Jackson State receives $50,000 to create Black Breastfeeding and Early Nutrition Center

JACKSON, Miss. (WJTV) – Jackson State University (JSU) has received a $50,000 donation from the Charles Schwab Foundation. The funds will be used to establish the Center of Excellence in Breastfeeding and Early Nutrition for Black Women in Mississippi.

The center will be housed in the Department of Behavioral and Environmental Health of JSU’s College of Health Sciences (CHS).

“Our goal in establishing this center is to focus on several areas that will support statewide maternal and child health initiatives aimed at improving child health. One is education and training. The other is breastfeeding advocacy, and the third is research that will make meaningful contributions to improving breastfeeding and early nutritional outcomes for infants in Mississippi and beyond. We hope to serve as a repository for research and best practices around breastfeeding and early nutrition in Mississippi,” said Mary Shaw, Ph.D., director of the department.

The purpose of the center is to provide valuable resources not only to those at JSU, but to the community.
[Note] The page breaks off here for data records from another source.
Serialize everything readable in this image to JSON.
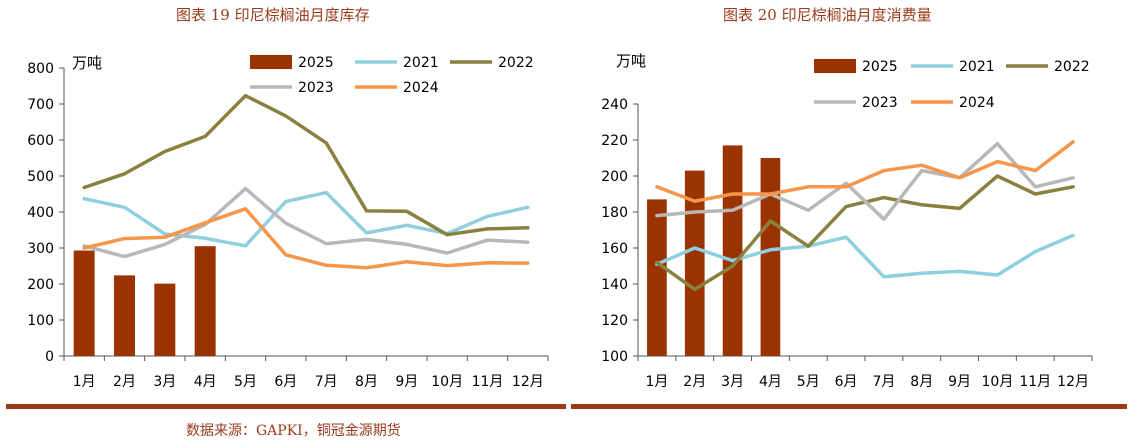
{
  "titles": {
    "left": "图表 19  印尼棕榈油月度库存",
    "right": "图表 20  印尼棕榈油月度消费量"
  },
  "source": "数据来源：GAPKI，铜冠金源期货",
  "colors": {
    "2025": "#9b3300",
    "2021": "#8fcfe0",
    "2022": "#8a8040",
    "2023": "#b8b8b8",
    "2024": "#f5964a",
    "divider": "#9a3a1a",
    "axis": "#555555"
  },
  "chart_data": [
    {
      "type": "bar+line",
      "title": "图表 19  印尼棕榈油月度库存",
      "unit": "万吨",
      "categories": [
        "1月",
        "2月",
        "3月",
        "4月",
        "5月",
        "6月",
        "7月",
        "8月",
        "9月",
        "10月",
        "11月",
        "12月"
      ],
      "ylim": [
        0,
        800
      ],
      "yticks": [
        0,
        100,
        200,
        300,
        400,
        500,
        600,
        700,
        800
      ],
      "legend_position": "top-center",
      "grid": false,
      "bars": {
        "name": "2025",
        "values": [
          293,
          224,
          201,
          305
        ]
      },
      "series": [
        {
          "name": "2021",
          "values": [
            437,
            413,
            339,
            327,
            306,
            429,
            454,
            342,
            363,
            340,
            388,
            413
          ]
        },
        {
          "name": "2022",
          "values": [
            468,
            506,
            568,
            610,
            723,
            667,
            592,
            403,
            402,
            337,
            353,
            356
          ]
        },
        {
          "name": "2023",
          "values": [
            306,
            276,
            310,
            365,
            465,
            369,
            312,
            324,
            310,
            286,
            322,
            316
          ]
        },
        {
          "name": "2024",
          "values": [
            300,
            326,
            330,
            370,
            409,
            281,
            252,
            245,
            262,
            251,
            259,
            258
          ]
        }
      ]
    },
    {
      "type": "bar+line",
      "title": "图表 20  印尼棕榈油月度消费量",
      "unit": "万吨",
      "categories": [
        "1月",
        "2月",
        "3月",
        "4月",
        "5月",
        "6月",
        "7月",
        "8月",
        "9月",
        "10月",
        "11月",
        "12月"
      ],
      "ylim": [
        100,
        240
      ],
      "yticks": [
        100,
        120,
        140,
        160,
        180,
        200,
        220,
        240
      ],
      "legend_position": "top-center",
      "grid": false,
      "bars": {
        "name": "2025",
        "values": [
          187,
          203,
          217,
          210
        ]
      },
      "series": [
        {
          "name": "2021",
          "values": [
            151,
            160,
            153,
            159,
            161,
            166,
            144,
            146,
            147,
            145,
            158,
            167
          ]
        },
        {
          "name": "2022",
          "values": [
            152,
            137,
            150,
            175,
            161,
            183,
            188,
            184,
            182,
            200,
            190,
            194
          ]
        },
        {
          "name": "2023",
          "values": [
            178,
            180,
            181,
            190,
            181,
            196,
            176,
            203,
            199,
            218,
            194,
            199
          ]
        },
        {
          "name": "2024",
          "values": [
            194,
            186,
            190,
            190,
            194,
            194,
            203,
            206,
            199,
            208,
            203,
            219
          ]
        }
      ]
    }
  ]
}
The center will support statewide maternal and child health initiatives to improve child health within the African American community.

After three years of research into the importance of early nutrition, leaders of JSU’s Department of Behavioral and Environmental Health said they were excited to accomplish the expansion of the center. They were also funded by the WK Kellogg Foundation.

Shaw said the university plans to bring many resources to black men and women.

“We are super excited about it. Just being able to bring more resources to the community as a whole, because it’s a national thing, is something to be happy about,” she said.

In a recent study conducted by the Mississippi Communities and Hospitals Advancing Maternity Practices program, researchers found that in the United States, race and geography are two of the strongest predictors of breastfeeding outcomes.

Shaw shared that with African American women boasting the lowest breastfeeding rate nationally, innovative Mississippian-focused research will guide transdisciplinary efforts to address clinical, psychosocial, educational, economic, environmental and policies that impact breastfeeding and early nutritional outcomes for mothers and their children. infants.

Shaw said the university is looking forward to the next semester. The center should offer graduate and undergraduate students the opportunity to participate in projects.